On April 9, 2011, Team TAG sponsored a Beach Run.  We were supposed to run in the annual Irvine Lake Mud Run, but we had some logistical challenges.  Thanks to our flexible runners, we managed to salvage our race – with some great additional twists.

We ran from Culver City to Play Del Rey.  Team TAG donated $30 to Operation Smile for every runner – with 13 runners we donated $390.  The finish line was the ocean along this 4.5 mile journey.  The winning team got to enjoy front row seats at the beach while every team that followed would have to dunk in the ocean.  “The Old Guys” won the race while the young whipper snappers must have had the wrong songs downloaded to their iPods.

We all enjoyed a feast at The Shack in Playa Del Rey.  I’m always skeptical when someone claims to have “The Best Burger”.  However, The Shack was legit;  they added a Louisiana hot link to every burger.  All in all, we had a great day racing in California.  It was a day when competition intersected with cooperation.

Chivalry is ALIVE in LA – lessons from a baby

April 3, 2011 was a great day for me as a dad.  My boy is about a year and half years old, and he’s just getting his legs for good walks.  We went on a nice long walk to the park that day, and we came across a little girl also walking in the park (with her mom).  There was an initial stare down between the two little people.

After about a minute of looking at this little princess, Dane walked over to me to grab his sweater.  He then walked back to the little girl and offered her the sweater.  It was a beautiful moment.  My little boy is a natural gentleman.  The mother of the little girl was virtually brought to tears as her little girl looked so flattered.

We live in a world where people look out for themselves.  It’s not very often when I see someone on the 405 allowing someone else to move in to their lane.  In fact, I don’t even give other drivers  much of an option to get in to my lane as I leave around 2 feet of space from the car in front of me.  I think my little boy is giving me a lesson on chivalry and servant leadership.  It’s awesome to watch the instincts of a one and half year old to think of doing something nice for someone else.  Keep it up, little man.  You’re a special guy.

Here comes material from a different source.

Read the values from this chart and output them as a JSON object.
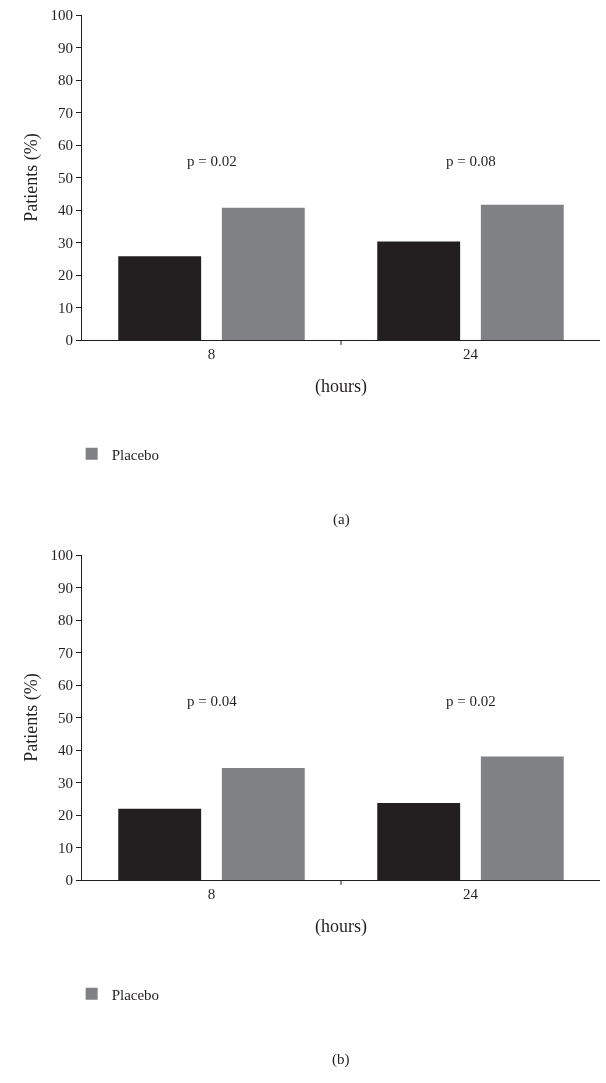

Team TAG Supports Japan (Earthquake, Tsunami, and Nuclear Crisis)

On March 11, 2011, an earthquake struck off the coast of Japan, churning up a devastating tsunami that swept over cities and farmland in the northern part of the country and set off warnings as far away the west coast of the United States and South America. Recorded as 9.0 on the Richter scale, it was the most powerful quake ever to hit the country. As the nation struggled with a rescue effort, it also faced the worst nuclear emergency since Chernobyl.

As of March 31, the official death toll had been raised to more than 11,600, and more than 16,000 people were listed as missing, although there may be some overlap between the two groups. The final toll is expected to reach nearly 20,000. More than 190,000 people remained housed in temporary shelters; tens of thousands of others evacuated their homes due to the nuclear crisis.

Sachiko Yamasaki (born and raised in Japan) is a recent graduate from CSUN.  Team TAG recognized Sachiko’s leadership potential, and she was hired in February to work in our Los Angeles office.

During this crisis in Japan, Sachiko stepped up and rallied the troops of Team TAG.

Sachiko Yamasaki: “Being from Japan, the recent environmental disaster had a huge impact on me. The opportunity to give back to my country following the disaster was not only important to me, but personal. I experienced the 1995 Great Hanshin Earthquake, which happened in my hometown.  During that time resources were scarce; we lived with limited food, water and gas. My people and I were able to survive through the help of volunteers and many generous donations. Now, it’s my opportunity to give something back to my country and help as many people as possible survive through the disaster.”

Sachiko continued:  “This event not only allowed me to help my country, but gave me the opportunity to hone my leadership skills. More specifically, I learned how to influence and encourage people to do something. If I did not commit to the event full force and did not truly believe that raising money for Japan would help, then why would anyone else follow me? Without committed followers it would not have been a successful event. Believing in what you do, with a goal and purpose in mind is definitely the key to success.

My friends at Team TAG helped me organize a fundraiser (Texas Hold ‘Em Tournament) that raised over $500.  The contributions were paid the Red Cross in Japan.

I want to personally thank a few people for their help:  Heather Corbin, Frank Brito, Helen Davidov, Calvin Barbosa, Frida Karlsson, Rosario Valenzuela, Mirza Ulasoglu, Andy Kang, Eric Denq, Michael White, Jinu Park, Manilynn Disuanco, Gus Wang, Hovhannes Avagyen, Adrian Flores, Sam Chen, Andrew Barkman, and Jaime Hepp.  My countrymen appreciate your concern and your help.”